Abstract: Distributed edge inference emerges to be a promising paradigm to speed up inference. Previous works make physical partitions on CNNs to realize it, but there are the following challenges for vision transformers: (1) high communication costs for the large model; (2) stragglers because of heterogeneous devices; (3) time-out exceptions due to unstable edge devices.Therefore, we propose a novel Model Decomposition and Parallelization(MDP) for large vision transformers. Inspired by the implicit boosting ensemble in the vision transformer, MDP decomposes it into an explicit boosting ensemble of different and parallel sub-models. It sequentially trains all sub-models to gradually reduce the residual errors. To minimize dependency and communication among sub-models, We adopt stacking distillation to bring every sub-model extra information about others for better error correction. Different sub-models can take both different image sizes and model sizes to run on heterogeneous devices and improve the ensemble diversities.
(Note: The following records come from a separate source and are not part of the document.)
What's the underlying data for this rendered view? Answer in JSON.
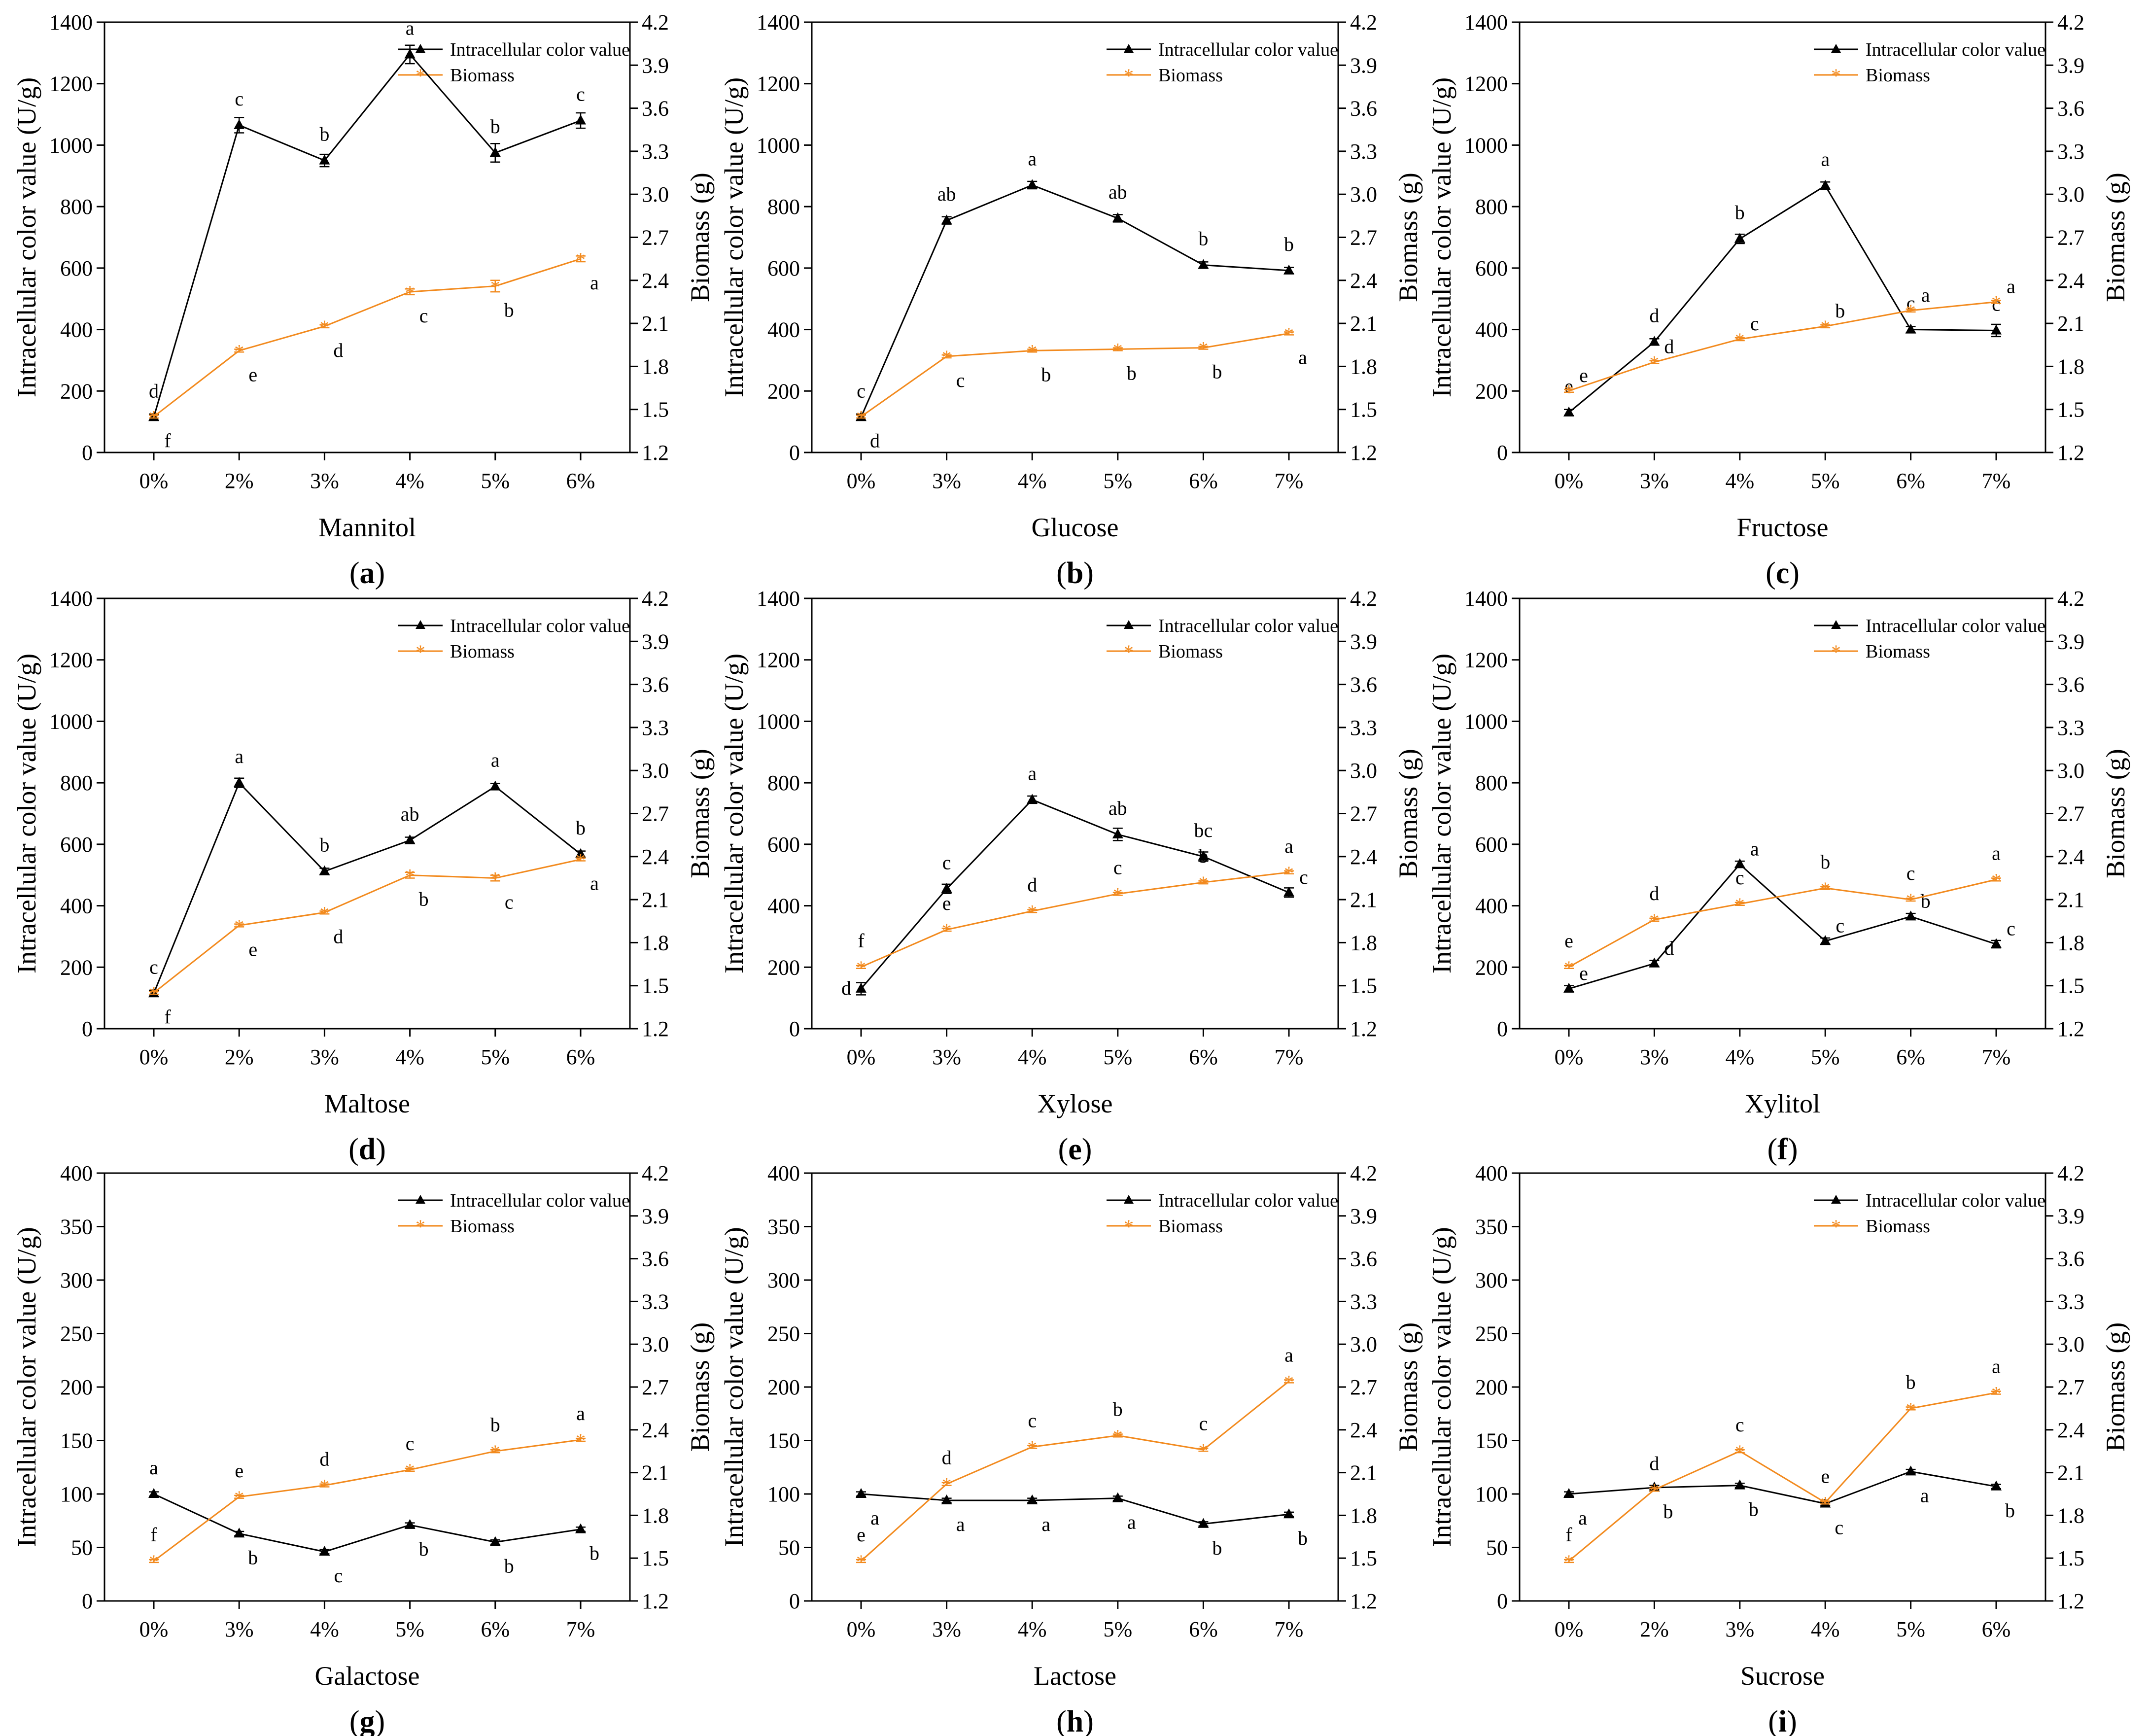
{
  "colors": {
    "intracellular": "#000000",
    "biomass": "#F28A1E"
  },
  "figure": {
    "left_ylabel": "Intracellular color value (U/g)",
    "right_ylabel": "Biomass (g)",
    "legend": {
      "intracellular": "Intracellular color value",
      "biomass": "Biomass"
    }
  },
  "chart_data": [
    {
      "type": "line",
      "panel": "a",
      "caption_letter": "a",
      "xlabel": "Mannitol",
      "categories": [
        "0%",
        "2%",
        "3%",
        "4%",
        "5%",
        "6%"
      ],
      "left_ylim": [
        0,
        1400
      ],
      "left_ticks": [
        0,
        200,
        400,
        600,
        800,
        1000,
        1200,
        1400
      ],
      "right_ylim": [
        1.2,
        4.2
      ],
      "right_ticks": [
        "1.2",
        "1.5",
        "1.8",
        "2.1",
        "2.4",
        "2.7",
        "3.0",
        "3.3",
        "3.6",
        "3.9",
        "4.2"
      ],
      "legend_position": "top-right",
      "series": [
        {
          "name": "Intracellular color value",
          "axis": "left",
          "values": [
            115,
            1065,
            950,
            1295,
            975,
            1080
          ],
          "errors": [
            10,
            25,
            20,
            30,
            30,
            25
          ],
          "labels": [
            "d",
            "c",
            "b",
            "a",
            "b",
            "c"
          ],
          "label_pos": [
            "above",
            "above",
            "above",
            "above",
            "above",
            "above"
          ]
        },
        {
          "name": "Biomass",
          "axis": "right",
          "values": [
            1.45,
            1.91,
            2.08,
            2.32,
            2.36,
            2.55
          ],
          "errors": [
            0.01,
            0.01,
            0.01,
            0.02,
            0.04,
            0.02
          ],
          "labels": [
            "f",
            "e",
            "d",
            "c",
            "b",
            "a"
          ],
          "label_pos": [
            "below",
            "below",
            "below",
            "below",
            "below",
            "below"
          ]
        }
      ]
    },
    {
      "type": "line",
      "panel": "b",
      "caption_letter": "b",
      "xlabel": "Glucose",
      "categories": [
        "0%",
        "3%",
        "4%",
        "5%",
        "6%",
        "7%"
      ],
      "left_ylim": [
        0,
        1400
      ],
      "left_ticks": [
        0,
        200,
        400,
        600,
        800,
        1000,
        1200,
        1400
      ],
      "right_ylim": [
        1.2,
        4.2
      ],
      "right_ticks": [
        "1.2",
        "1.5",
        "1.8",
        "2.1",
        "2.4",
        "2.7",
        "3.0",
        "3.3",
        "3.6",
        "3.9",
        "4.2"
      ],
      "legend_position": "top-right",
      "series": [
        {
          "name": "Intracellular color value",
          "axis": "left",
          "values": [
            115,
            755,
            870,
            762,
            610,
            592
          ],
          "errors": [
            10,
            12,
            12,
            12,
            10,
            10
          ],
          "labels": [
            "c",
            "ab",
            "a",
            "ab",
            "b",
            "b"
          ],
          "label_pos": [
            "above",
            "above",
            "above",
            "above",
            "above",
            "above"
          ]
        },
        {
          "name": "Biomass",
          "axis": "right",
          "values": [
            1.45,
            1.87,
            1.91,
            1.92,
            1.93,
            2.03
          ],
          "errors": [
            0.01,
            0.01,
            0.01,
            0.01,
            0.01,
            0.01
          ],
          "labels": [
            "d",
            "c",
            "b",
            "b",
            "b",
            "a"
          ],
          "label_pos": [
            "below",
            "below",
            "below",
            "below",
            "below",
            "below"
          ]
        }
      ]
    },
    {
      "type": "line",
      "panel": "c",
      "caption_letter": "c",
      "xlabel": "Fructose",
      "categories": [
        "0%",
        "3%",
        "4%",
        "5%",
        "6%",
        "7%"
      ],
      "left_ylim": [
        0,
        1400
      ],
      "left_ticks": [
        0,
        200,
        400,
        600,
        800,
        1000,
        1200,
        1400
      ],
      "right_ylim": [
        1.2,
        4.2
      ],
      "right_ticks": [
        "1.2",
        "1.5",
        "1.8",
        "2.1",
        "2.4",
        "2.7",
        "3.0",
        "3.3",
        "3.6",
        "3.9",
        "4.2"
      ],
      "legend_position": "top-right",
      "series": [
        {
          "name": "Intracellular color value",
          "axis": "left",
          "values": [
            130,
            360,
            695,
            868,
            400,
            397
          ],
          "errors": [
            10,
            10,
            15,
            12,
            10,
            20
          ],
          "labels": [
            "e",
            "d",
            "b",
            "a",
            "c",
            "c"
          ],
          "label_pos": [
            "above",
            "above",
            "above",
            "above",
            "above",
            "above"
          ]
        },
        {
          "name": "Biomass",
          "axis": "right",
          "values": [
            1.63,
            1.83,
            1.99,
            2.08,
            2.19,
            2.25
          ],
          "errors": [
            0.01,
            0.01,
            0.01,
            0.01,
            0.01,
            0.01
          ],
          "labels": [
            "e",
            "d",
            "c",
            "b",
            "a",
            "a"
          ],
          "label_pos": [
            "right",
            "right",
            "right",
            "right",
            "right",
            "right"
          ]
        }
      ]
    },
    {
      "type": "line",
      "panel": "d",
      "caption_letter": "d",
      "xlabel": "Maltose",
      "categories": [
        "0%",
        "2%",
        "3%",
        "4%",
        "5%",
        "6%"
      ],
      "left_ylim": [
        0,
        1400
      ],
      "left_ticks": [
        0,
        200,
        400,
        600,
        800,
        1000,
        1200,
        1400
      ],
      "right_ylim": [
        1.2,
        4.2
      ],
      "right_ticks": [
        "1.2",
        "1.5",
        "1.8",
        "2.1",
        "2.4",
        "2.7",
        "3.0",
        "3.3",
        "3.6",
        "3.9",
        "4.2"
      ],
      "legend_position": "top-right",
      "series": [
        {
          "name": "Intracellular color value",
          "axis": "left",
          "values": [
            115,
            800,
            512,
            613,
            788,
            568
          ],
          "errors": [
            10,
            15,
            10,
            10,
            10,
            10
          ],
          "labels": [
            "c",
            "a",
            "b",
            "ab",
            "a",
            "b"
          ],
          "label_pos": [
            "above",
            "above",
            "above",
            "above",
            "above",
            "above"
          ]
        },
        {
          "name": "Biomass",
          "axis": "right",
          "values": [
            1.45,
            1.92,
            2.01,
            2.27,
            2.25,
            2.38
          ],
          "errors": [
            0.01,
            0.01,
            0.01,
            0.02,
            0.02,
            0.01
          ],
          "labels": [
            "f",
            "e",
            "d",
            "b",
            "c",
            "a"
          ],
          "label_pos": [
            "below",
            "below",
            "below",
            "below",
            "below",
            "below"
          ]
        }
      ]
    },
    {
      "type": "line",
      "panel": "e",
      "caption_letter": "e",
      "xlabel": "Xylose",
      "categories": [
        "0%",
        "3%",
        "4%",
        "5%",
        "6%",
        "7%"
      ],
      "left_ylim": [
        0,
        1400
      ],
      "left_ticks": [
        0,
        200,
        400,
        600,
        800,
        1000,
        1200,
        1400
      ],
      "right_ylim": [
        1.2,
        4.2
      ],
      "right_ticks": [
        "1.2",
        "1.5",
        "1.8",
        "2.1",
        "2.4",
        "2.7",
        "3.0",
        "3.3",
        "3.6",
        "3.9",
        "4.2"
      ],
      "legend_position": "top-right",
      "series": [
        {
          "name": "Intracellular color value",
          "axis": "left",
          "values": [
            130,
            455,
            745,
            632,
            560,
            443
          ],
          "errors": [
            20,
            15,
            12,
            20,
            15,
            15
          ],
          "labels": [
            "d",
            "c",
            "a",
            "ab",
            "bc",
            "c"
          ],
          "label_pos": [
            "left",
            "above",
            "above",
            "above",
            "above",
            "right"
          ]
        },
        {
          "name": "Biomass",
          "axis": "right",
          "values": [
            1.63,
            1.89,
            2.02,
            2.14,
            2.22,
            2.29
          ],
          "errors": [
            0.01,
            0.01,
            0.01,
            0.01,
            0.01,
            0.01
          ],
          "labels": [
            "f",
            "e",
            "d",
            "c",
            "b",
            "a"
          ],
          "label_pos": [
            "above",
            "above",
            "above",
            "above",
            "above",
            "above"
          ]
        }
      ]
    },
    {
      "type": "line",
      "panel": "f",
      "caption_letter": "f",
      "xlabel": "Xylitol",
      "categories": [
        "0%",
        "3%",
        "4%",
        "5%",
        "6%",
        "7%"
      ],
      "left_ylim": [
        0,
        1400
      ],
      "left_ticks": [
        0,
        200,
        400,
        600,
        800,
        1000,
        1200,
        1400
      ],
      "right_ylim": [
        1.2,
        4.2
      ],
      "right_ticks": [
        "1.2",
        "1.5",
        "1.8",
        "2.1",
        "2.4",
        "2.7",
        "3.0",
        "3.3",
        "3.6",
        "3.9",
        "4.2"
      ],
      "legend_position": "top-right",
      "series": [
        {
          "name": "Intracellular color value",
          "axis": "left",
          "values": [
            130,
            212,
            535,
            285,
            365,
            275
          ],
          "errors": [
            10,
            10,
            10,
            10,
            10,
            12
          ],
          "labels": [
            "e",
            "d",
            "a",
            "c",
            "b",
            "c"
          ],
          "label_pos": [
            "right",
            "right",
            "right",
            "right",
            "right",
            "right"
          ]
        },
        {
          "name": "Biomass",
          "axis": "right",
          "values": [
            1.63,
            1.96,
            2.07,
            2.18,
            2.1,
            2.24
          ],
          "errors": [
            0.01,
            0.01,
            0.01,
            0.01,
            0.01,
            0.01
          ],
          "labels": [
            "e",
            "d",
            "c",
            "b",
            "c",
            "a"
          ],
          "label_pos": [
            "above",
            "above",
            "above",
            "above",
            "above",
            "above"
          ]
        }
      ]
    },
    {
      "type": "line",
      "panel": "g",
      "caption_letter": "g",
      "xlabel": "Galactose",
      "categories": [
        "0%",
        "3%",
        "4%",
        "5%",
        "6%",
        "7%"
      ],
      "left_ylim": [
        0,
        400
      ],
      "left_ticks": [
        0,
        50,
        100,
        150,
        200,
        250,
        300,
        350,
        400
      ],
      "right_ylim": [
        1.2,
        4.2
      ],
      "right_ticks": [
        "1.2",
        "1.5",
        "1.8",
        "2.1",
        "2.4",
        "2.7",
        "3.0",
        "3.3",
        "3.6",
        "3.9",
        "4.2"
      ],
      "legend_position": "top-right",
      "series": [
        {
          "name": "Intracellular color value",
          "axis": "left",
          "values": [
            100,
            63,
            46,
            71,
            55,
            67
          ],
          "errors": [
            2,
            2,
            2,
            2,
            2,
            2
          ],
          "labels": [
            "a",
            "b",
            "c",
            "b",
            "b",
            "b"
          ],
          "label_pos": [
            "above",
            "below",
            "below",
            "below",
            "below",
            "below"
          ]
        },
        {
          "name": "Biomass",
          "axis": "right",
          "values": [
            1.48,
            1.93,
            2.01,
            2.12,
            2.25,
            2.33
          ],
          "errors": [
            0.01,
            0.01,
            0.01,
            0.01,
            0.01,
            0.01
          ],
          "labels": [
            "f",
            "e",
            "d",
            "c",
            "b",
            "a"
          ],
          "label_pos": [
            "above",
            "above",
            "above",
            "above",
            "above",
            "above"
          ]
        }
      ]
    },
    {
      "type": "line",
      "panel": "h",
      "caption_letter": "h",
      "xlabel": "Lactose",
      "categories": [
        "0%",
        "3%",
        "4%",
        "5%",
        "6%",
        "7%"
      ],
      "left_ylim": [
        0,
        400
      ],
      "left_ticks": [
        0,
        50,
        100,
        150,
        200,
        250,
        300,
        350,
        400
      ],
      "right_ylim": [
        1.2,
        4.2
      ],
      "right_ticks": [
        "1.2",
        "1.5",
        "1.8",
        "2.1",
        "2.4",
        "2.7",
        "3.0",
        "3.3",
        "3.6",
        "3.9",
        "4.2"
      ],
      "legend_position": "top-right",
      "series": [
        {
          "name": "Intracellular color value",
          "axis": "left",
          "values": [
            100,
            94,
            94,
            96,
            72,
            81
          ],
          "errors": [
            2,
            2,
            2,
            2,
            2,
            2
          ],
          "labels": [
            "a",
            "a",
            "a",
            "a",
            "b",
            "b"
          ],
          "label_pos": [
            "below",
            "below",
            "below",
            "below",
            "below",
            "below"
          ]
        },
        {
          "name": "Biomass",
          "axis": "right",
          "values": [
            1.48,
            2.02,
            2.28,
            2.36,
            2.26,
            2.74
          ],
          "errors": [
            0.01,
            0.01,
            0.01,
            0.01,
            0.01,
            0.01
          ],
          "labels": [
            "e",
            "d",
            "c",
            "b",
            "c",
            "a"
          ],
          "label_pos": [
            "above",
            "above",
            "above",
            "above",
            "above",
            "above"
          ]
        }
      ]
    },
    {
      "type": "line",
      "panel": "i",
      "caption_letter": "i",
      "xlabel": "Sucrose",
      "categories": [
        "0%",
        "2%",
        "3%",
        "4%",
        "5%",
        "6%"
      ],
      "left_ylim": [
        0,
        400
      ],
      "left_ticks": [
        0,
        50,
        100,
        150,
        200,
        250,
        300,
        350,
        400
      ],
      "right_ylim": [
        1.2,
        4.2
      ],
      "right_ticks": [
        "1.2",
        "1.5",
        "1.8",
        "2.1",
        "2.4",
        "2.7",
        "3.0",
        "3.3",
        "3.6",
        "3.9",
        "4.2"
      ],
      "legend_position": "top-right",
      "series": [
        {
          "name": "Intracellular color value",
          "axis": "left",
          "values": [
            100,
            106,
            108,
            91,
            121,
            107
          ],
          "errors": [
            2,
            2,
            2,
            2,
            2,
            2
          ],
          "labels": [
            "a",
            "b",
            "b",
            "c",
            "a",
            "b"
          ],
          "label_pos": [
            "below",
            "below",
            "below",
            "below",
            "below",
            "below"
          ]
        },
        {
          "name": "Biomass",
          "axis": "right",
          "values": [
            1.48,
            1.98,
            2.25,
            1.89,
            2.55,
            2.66
          ],
          "errors": [
            0.01,
            0.01,
            0.01,
            0.01,
            0.01,
            0.01
          ],
          "labels": [
            "f",
            "d",
            "c",
            "e",
            "b",
            "a"
          ],
          "label_pos": [
            "above",
            "above",
            "above",
            "above",
            "above",
            "above"
          ]
        }
      ]
    }
  ]
}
To handle the timeout exception, we add vanilla supervised learning on every submodel for the bagging ensemble in case of the early termination of boosting ensemble. As a result, all sub-models can not only run in parallel without much communication but also can be adapted to the heterogeneous devices, while maintaining accuracy even with time-out exceptions. Experiments show that MDP can outperform other baselines by $5 . 2 \times \sim 2 . 1 \times$ in latency and $5 . 1 \times \sim 1 . 7 \times$ in throughput with comparable accuracy.